Who is Jasper Fforde…
Sep. 18th, 2006 05:22 pm![[personal profile]](https://www.dreamwidth.org/img/silk/identity/user.png)
... and why does he write such unclassifiably fascinating novels? I really can't answer this question, but I'm very glad that he does.
Imagine a universe in which books are very, very important (instead of various Christian fundamentalists going door-to-door proselytising, in Mr. Fforde's universe, that knock on the door is likely to be from someone trying to convince you that it was Roger Bacon who wrote the play attributed to Shakespeare). And their characters really do have lives of their own. And the government would actually need to have a force of special operatives, including time travel operatives (as well as many other strange things) in order to prevent people from messing around with the Shakespearean canon, or kidnapping Jane Eyre.
That's just the tip of the iceberg of strangeness gone far beyond simple absurdism that is to be found in Jasper Fforde's Thursday Next mysteries:
The Eyre Affair
Lost in a Good Book
The Well of Lost Plots
Something Rotten
It's also a world in which werewolves and other such creatures exist, dodos and Neanderthals have been resurrected via genetic engineering, the Crimean War is still being fought in the 1980s, and... well, I really could go on and on, but that would take a lot of space and time.
And I haven't even gotten to the best things about the books.

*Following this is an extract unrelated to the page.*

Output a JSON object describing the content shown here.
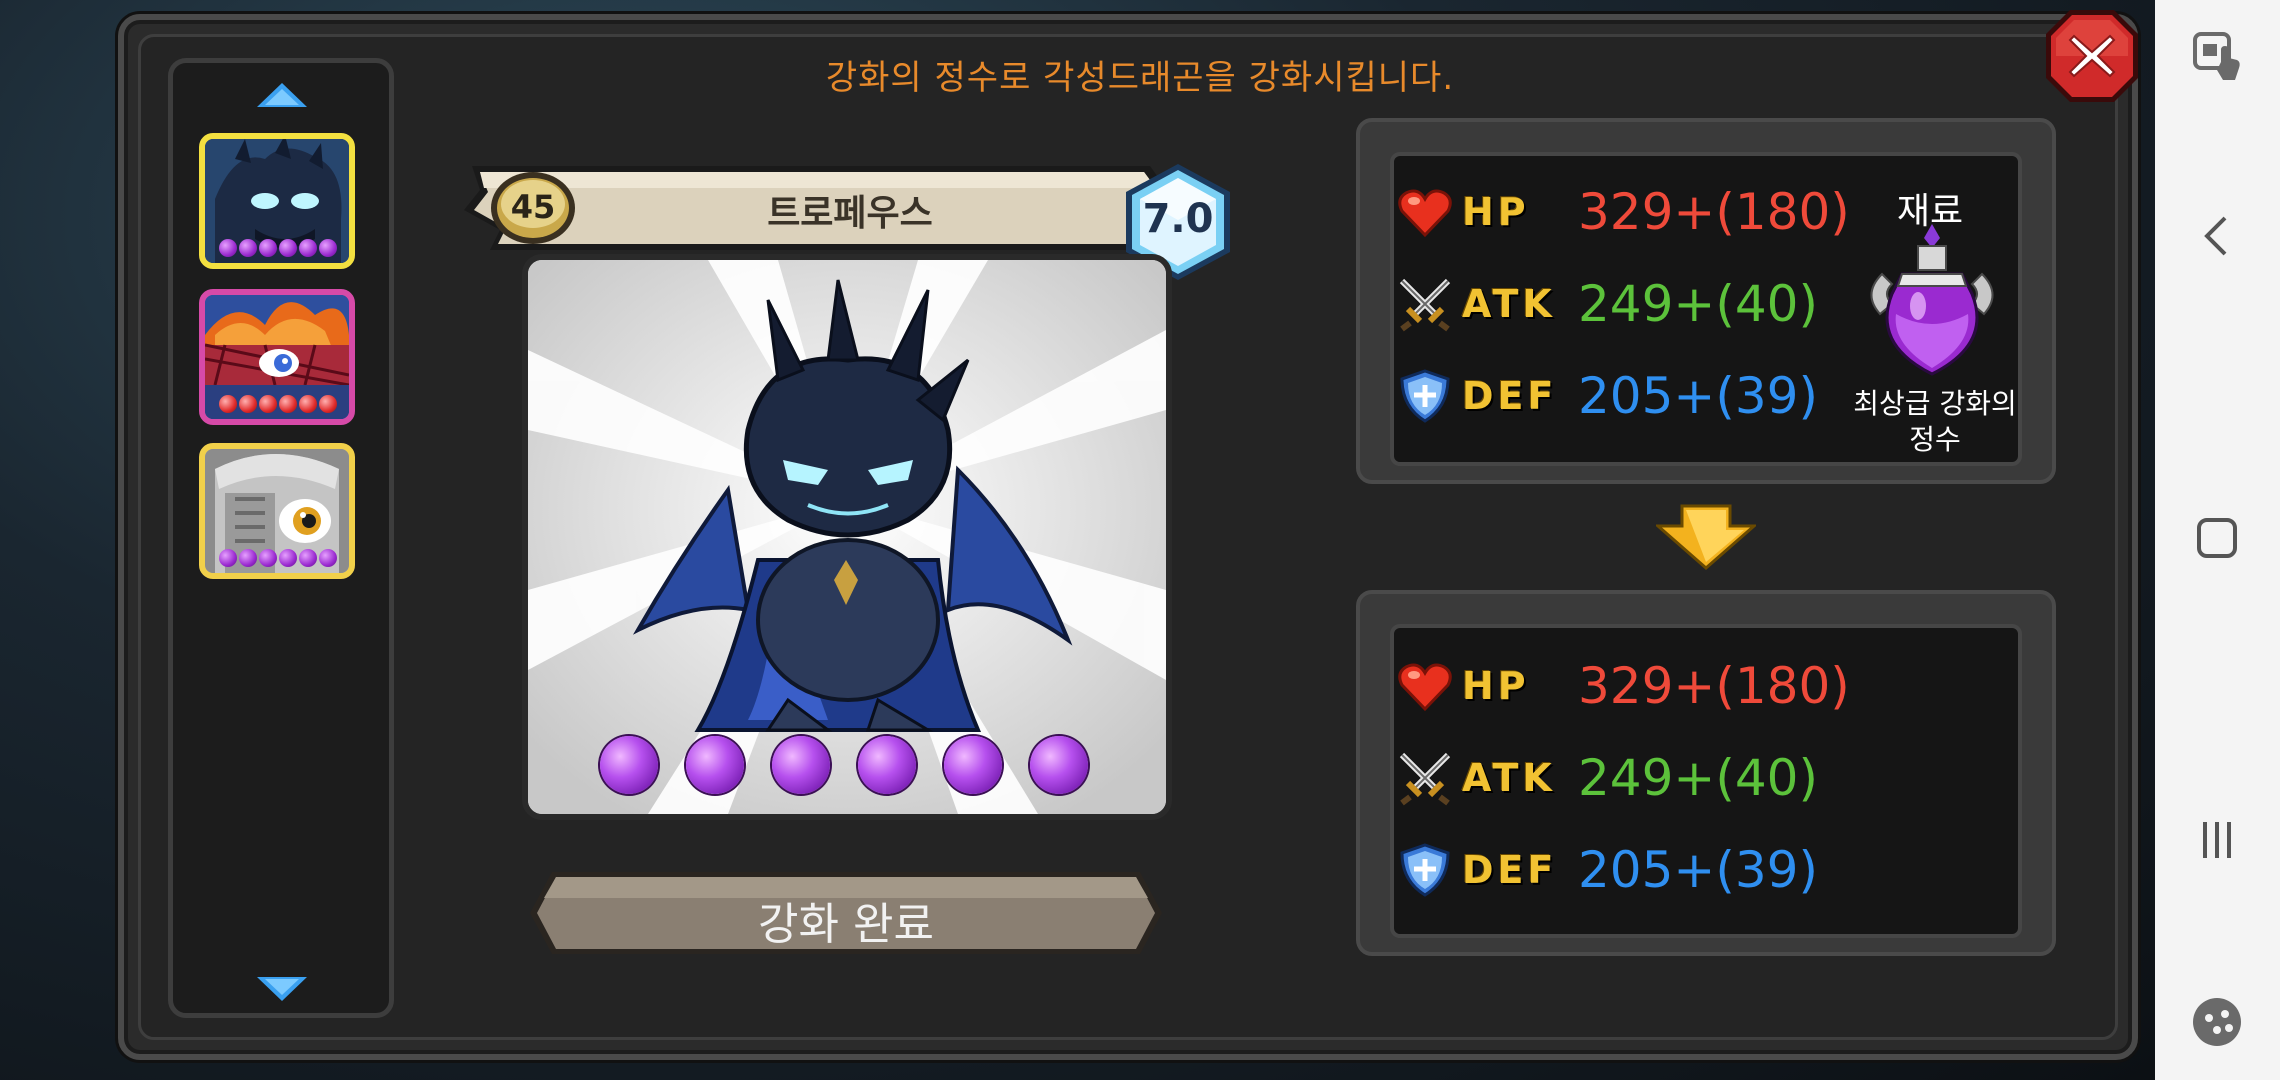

They are funny. Hilariously, screamingly, quite literally ROTLFMAO funny. They are also delightfully vicious satires on just about everything, from afternoon tea to fascist governments and megalithic global corporations. And there's a literary pun, reference, parallel or allusion in almost every paragraph.
Mr. Fforde has obligingly provided links to reviews of all the books on his own website, which you are invited to peruse if you want to see how other people have tried to describe them.
But I heartily recommend that you just read the books. Because no one can really describe them.